Will he remember that I spent over an hour mixing, baking, frosting and decorating strawberry cupcakes in heart-shaped tins for his first day?
Will he remember that I spent 6 hours and went through two print cartridges trying to print a picture of he and daddy and one of he and mommy to go into his lunch box, just in case he gets insecure or sad?
Will he remember that he only wore his sneakers on Mondays all summer and that his feet were dirty all day every day AND had grown two and a half (from a 12 1/2 to a 2) sizes?
Will he remember that the night before school started I sat in the driveway trying to inflate the tires on his bike, that we had his favorite, pancakes, for dinner or that I got choked up reading The Kissing Hand again?
Will he remember that I was the one that trimmed his hair using the clippers?
Will he remember that we didn't really get to go school shopping because we really don't have the money?
Will he be strong enough to not be influenced by A-Rod, his tablemate, but instead help A-Rod to be a kinder, gentler kind of soul like he is?
Will he remember that he rides the "brown" bus, that we live on Blankshore Drive and, if they can't reach me, they can call Grammy and Papa and they'll be there in a flash too?
Will he remember that it took all of my willpower not to follow the bus all the way to school?
Will he remember that I panicked at the thought of oversleeping or sleeping through the alarm clock and he'd miss said bus and/or be late for his most exciting day?
Will he remember that we sat together in the green recliner and watched Charlotte's Web on HBO only up to the point where she writes "Some Pig" in the web because I wanted him in bed early?
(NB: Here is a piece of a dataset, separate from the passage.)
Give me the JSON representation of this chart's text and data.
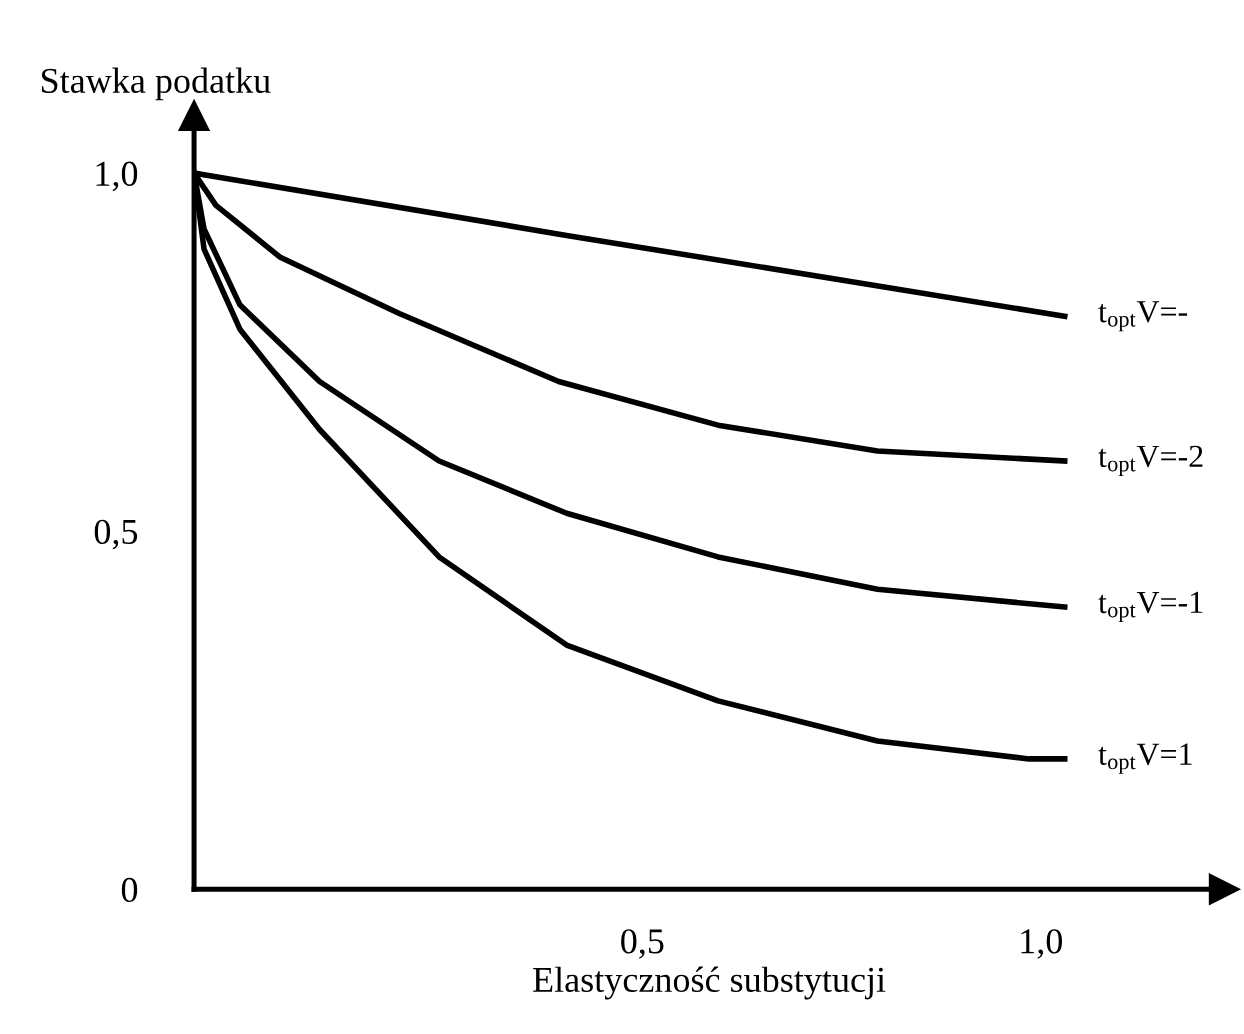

Will he remember that Grammy Honda called him and told him she hopes he has just the best time at school?
Will he remember the giggle fit he had in Walmart yesterday and how the woman passing by us told me to foster that and never squelch it, as if I ever have?
Will he remember what it was like to be home with me all day every day, just the two of us?
Will I?
Will I be replaced by kids named Dylan or Jacob?
Will I miss him so terribly that I drive by school several times throughout the day hoping to catch a glimpse of him at recess?
Will I ever be able to convince people that I'm not nearly this neurotic, that I have friends and a life and stuff but this, this THING called school has me frozen with sadness?
Will my credibility ever recover from confessing this all for the world to see?